Tridimensional model of J. curcas esterase B developed by comparative modeling. Structures are colored according to the atomic charge for different pH values: 5.5, 8.0, and 9.5. Sticks represent the catalytic triad residues (Cys-78, Asp-126, and His-161) and the residues that had protonation change according to the pH values (Lys-14 and His-43).

Figure 9

Differences in the electrostatic potential of J. curcas esterase B at different pH values (5.5, 8.0, and 9.5). The catalytic triad region (Cys-78, Asp-126, and His-161) is highlighted in green. The molecular surface is colored according to the electrostatic potential, where red, white, and blue correspond to acidic, neutral, and basic potentials.

Figure 10

Esterase activity is not due to proteolytic activity.
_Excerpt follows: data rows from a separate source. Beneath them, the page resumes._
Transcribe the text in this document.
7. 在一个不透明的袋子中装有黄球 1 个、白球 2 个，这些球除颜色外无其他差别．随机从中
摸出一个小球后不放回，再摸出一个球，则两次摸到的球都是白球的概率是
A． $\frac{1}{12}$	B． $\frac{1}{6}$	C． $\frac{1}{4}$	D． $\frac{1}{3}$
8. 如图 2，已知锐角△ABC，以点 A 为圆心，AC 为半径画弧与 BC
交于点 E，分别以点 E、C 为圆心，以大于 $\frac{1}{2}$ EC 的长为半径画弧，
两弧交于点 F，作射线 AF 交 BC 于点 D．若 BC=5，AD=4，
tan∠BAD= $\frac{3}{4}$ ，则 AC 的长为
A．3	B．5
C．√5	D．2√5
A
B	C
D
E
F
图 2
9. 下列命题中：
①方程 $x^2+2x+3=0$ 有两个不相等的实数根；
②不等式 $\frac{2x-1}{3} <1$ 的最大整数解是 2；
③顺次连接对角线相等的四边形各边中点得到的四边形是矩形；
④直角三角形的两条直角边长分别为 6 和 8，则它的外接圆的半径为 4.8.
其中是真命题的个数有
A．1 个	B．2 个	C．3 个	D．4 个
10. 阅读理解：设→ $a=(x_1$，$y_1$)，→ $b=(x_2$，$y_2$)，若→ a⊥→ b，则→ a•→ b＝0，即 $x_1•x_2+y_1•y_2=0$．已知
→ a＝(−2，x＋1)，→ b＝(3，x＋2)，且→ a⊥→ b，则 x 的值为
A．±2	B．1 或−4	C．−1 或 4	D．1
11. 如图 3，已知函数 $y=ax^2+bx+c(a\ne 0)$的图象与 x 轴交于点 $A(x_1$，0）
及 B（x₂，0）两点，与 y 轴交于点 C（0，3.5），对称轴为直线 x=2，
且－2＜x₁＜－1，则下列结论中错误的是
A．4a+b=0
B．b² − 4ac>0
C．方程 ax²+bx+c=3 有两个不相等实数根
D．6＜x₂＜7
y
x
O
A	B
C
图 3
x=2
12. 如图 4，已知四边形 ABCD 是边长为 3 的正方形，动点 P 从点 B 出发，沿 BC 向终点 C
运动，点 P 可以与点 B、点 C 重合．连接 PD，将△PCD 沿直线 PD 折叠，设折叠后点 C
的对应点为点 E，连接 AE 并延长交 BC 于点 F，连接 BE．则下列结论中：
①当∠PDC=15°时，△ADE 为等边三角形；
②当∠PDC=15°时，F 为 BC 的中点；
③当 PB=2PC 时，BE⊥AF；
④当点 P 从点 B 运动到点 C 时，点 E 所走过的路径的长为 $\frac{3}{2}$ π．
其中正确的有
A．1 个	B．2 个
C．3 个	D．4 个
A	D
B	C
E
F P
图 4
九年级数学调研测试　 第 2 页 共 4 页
The azocasein assay (A) could not detect significant peptidase activity in the EtOH 50–80% fraction. (B) Enzymatic analysis in the presence of different peptidase inhibitors corroborated the former finding. Noticeably, the esterase activity of this fraction was enhanced by EDTA addition. *** p < 0.001.

Figure 11

Divalent cations inhibit esterase activity. (A) A dose-response relationship was observed between esterase activity and EDTA. (B) Assaying with different divalent cations corroborated this and the EDTA addition slightly reduced this impact. * p < 0.05, ** p < 0.01, and *** p < 0.001.

Figure 12

Esterase activity is reversibly lowered in the presence of organic solvents. Esterase activity decreased when isopropanol, acetonitrile, and ethanol were added (A) but sample reconstitution in an aqueous reaction mixture reverses this (B).